From what we know or think we know about Windows 8, Microsoft could be intending to compete against competitive desktop platforms and new computing paradigms alike by matching them all, feature for feature. For example, there will be a Windows 8 App Store inspired by Apple's App Store. They'll be strong support for cloud computing, possibly inspired by Google's Chromium OS and Chromebook. Windows 8 could have Skype built-in as a response to Apple's FaceTime feature. The next Windows is rumored to have something called "History Vault," a feature similar to Apple's Time Machine. And so on.
Microsoft has always been obsessed with adding features.

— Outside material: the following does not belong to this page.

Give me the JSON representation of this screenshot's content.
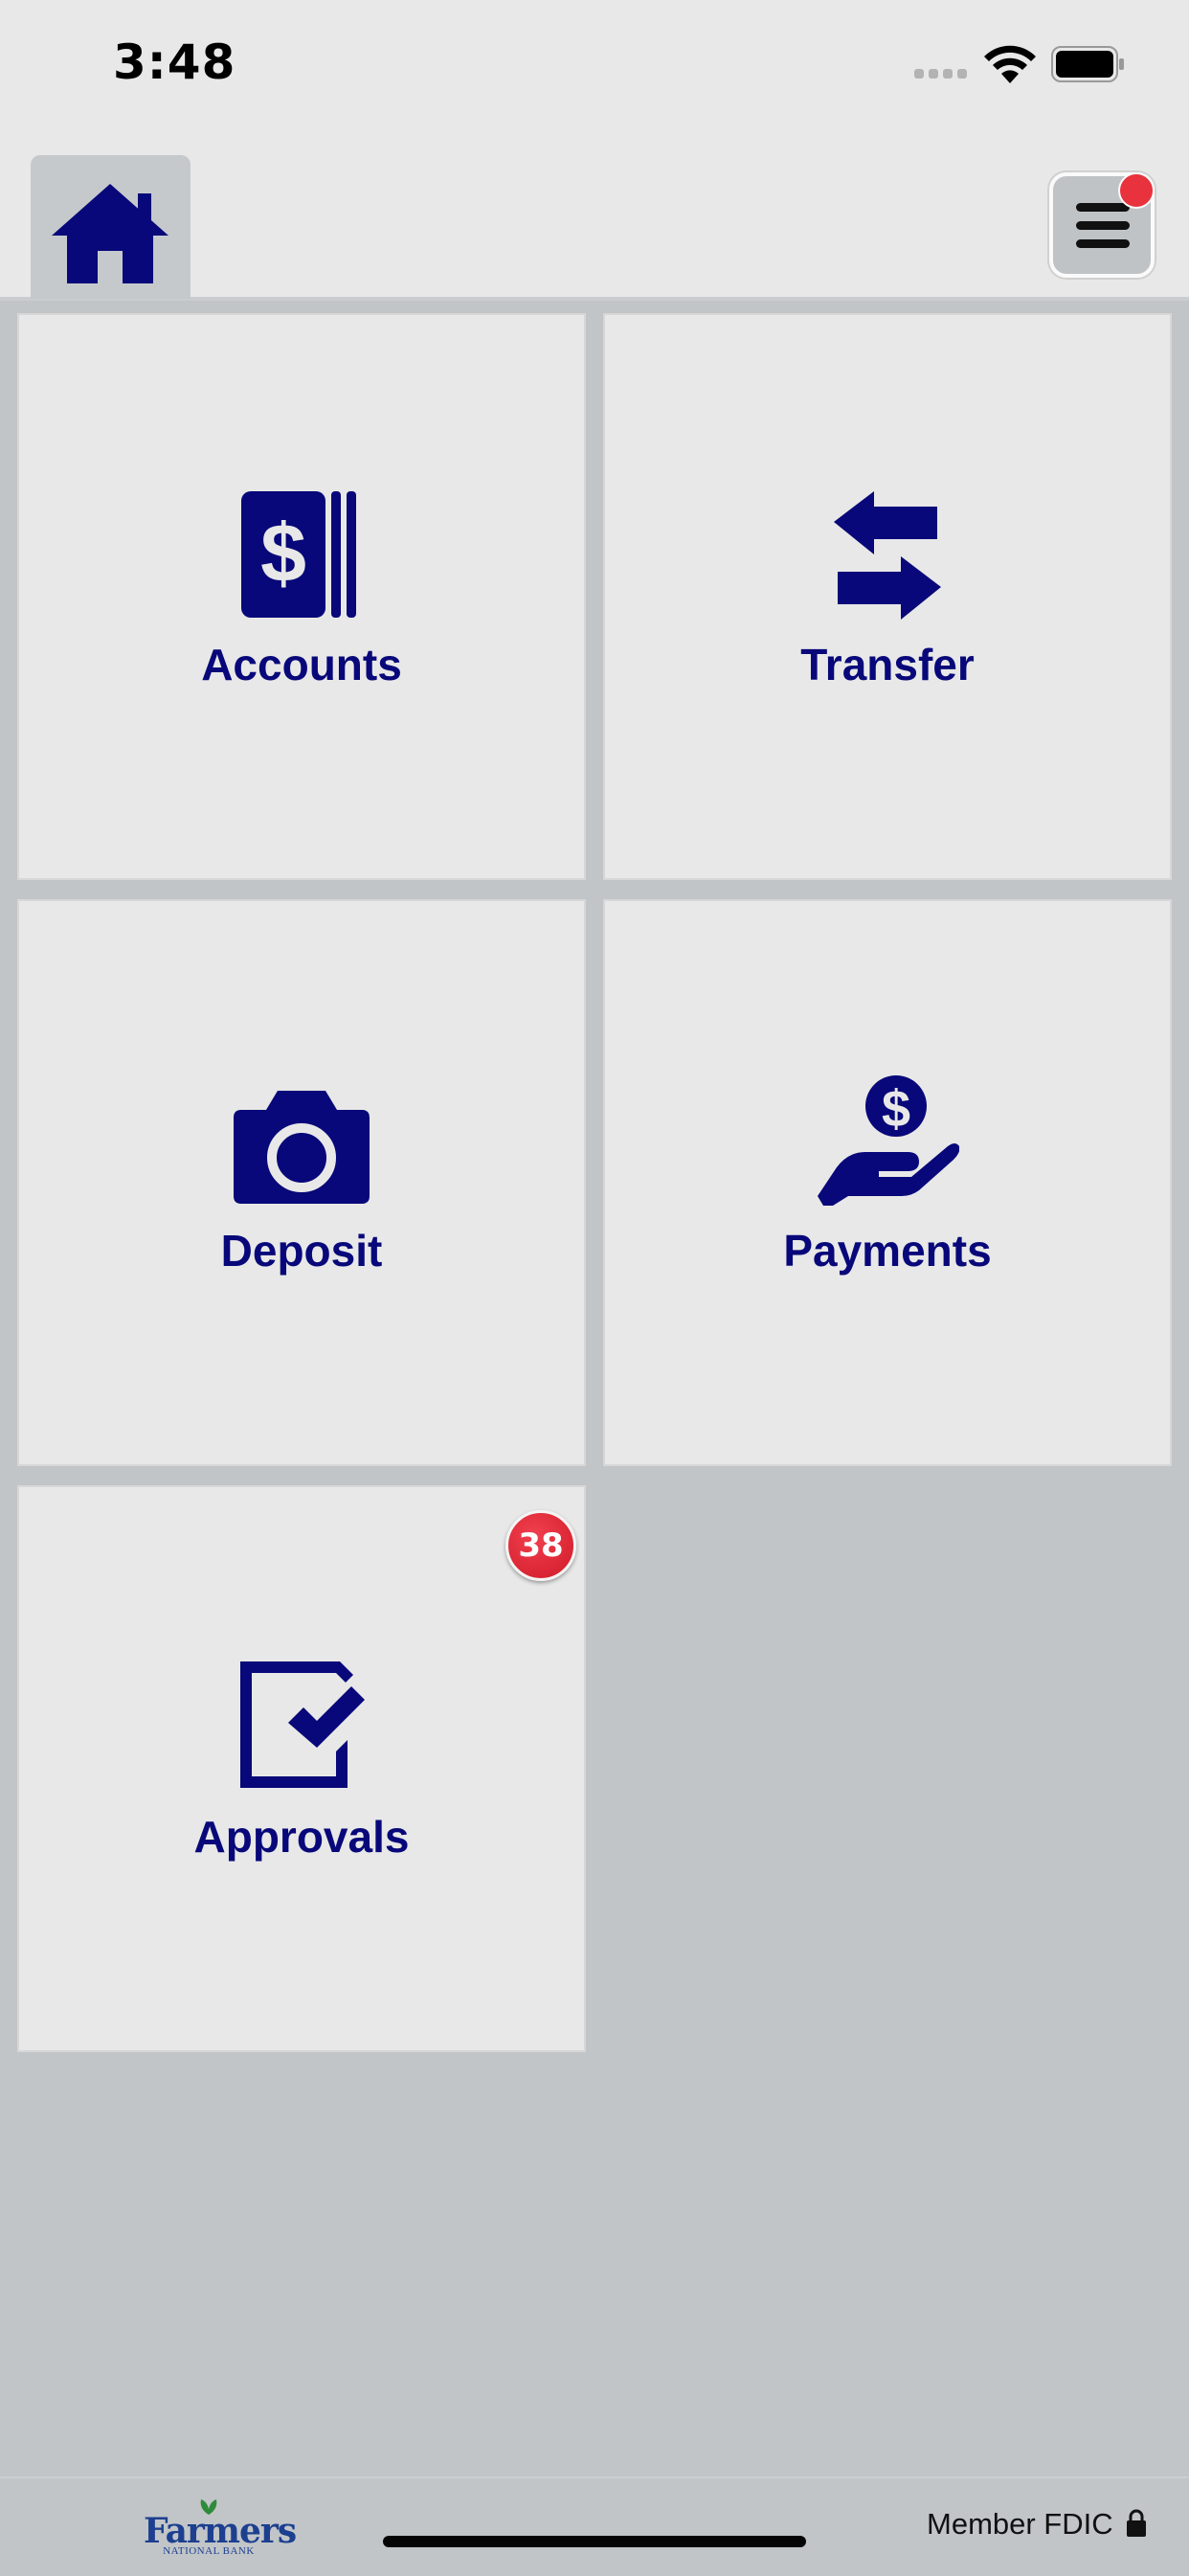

That worked in the 90s when everyone was starved for new capabilities. But now, the public is overwhelmed and wants simplicity.
On the other hand, Microsoft may have seen the writing on the wall, and may have decided to impose simplicity at least on the mobile versions, including the incompatible ARM versions James talked about.
For example, Google this month unveiled its Chromebook product, which the company specifically promotes as an alternative to what Google cofounder Sergey Brin called Microsoft's "failed" model of computing. The Chromebook executes all applications inside a browser, and both software and data reside "in the cloud." Google is targeting both business and consumer customers.
And, of course, there's the iPad, the only major consumer electronics product I can think of that has been on the market for more than a year without a single significant competitor.
HP's PC sales dropped 23% in the last quarter, and Dell's consumer sales decreased by 7.5%. Overall PC sales, and especially sales of notebooks and netbooks, are way below expectations. Many analysts are blaming the iPad. Apple is expected to sell 70 million iPads this year and 246 million in three years, according to one report. (Already Apple's net income is surpassing Microsoft's.)
The iPad's effect on the Windows PC market is murky and controversial. My belief is that it's harming PC sales in three ways. First, some Windows users are buying iPads as alternatives to Windows laptops and netbooks. Second, the elegance and simplicity of the iPad is re-setting user expectations about how a mobile device should function, which is creating hesitation about buying a Windows-based device. And third, it's creating FUD (fear, uncertainty and doubt) that is paralyzing users from buying anything yet.
A successful Windows 8 launch could turn the tide on iPad inroads, but only if Microsoft and its partners offer compelling alternatives.
Everybody thought Windows 8 would be a boring, "tweak" upgrade to Windows 7. But the more we learn, the more mysterious and interesting it becomes.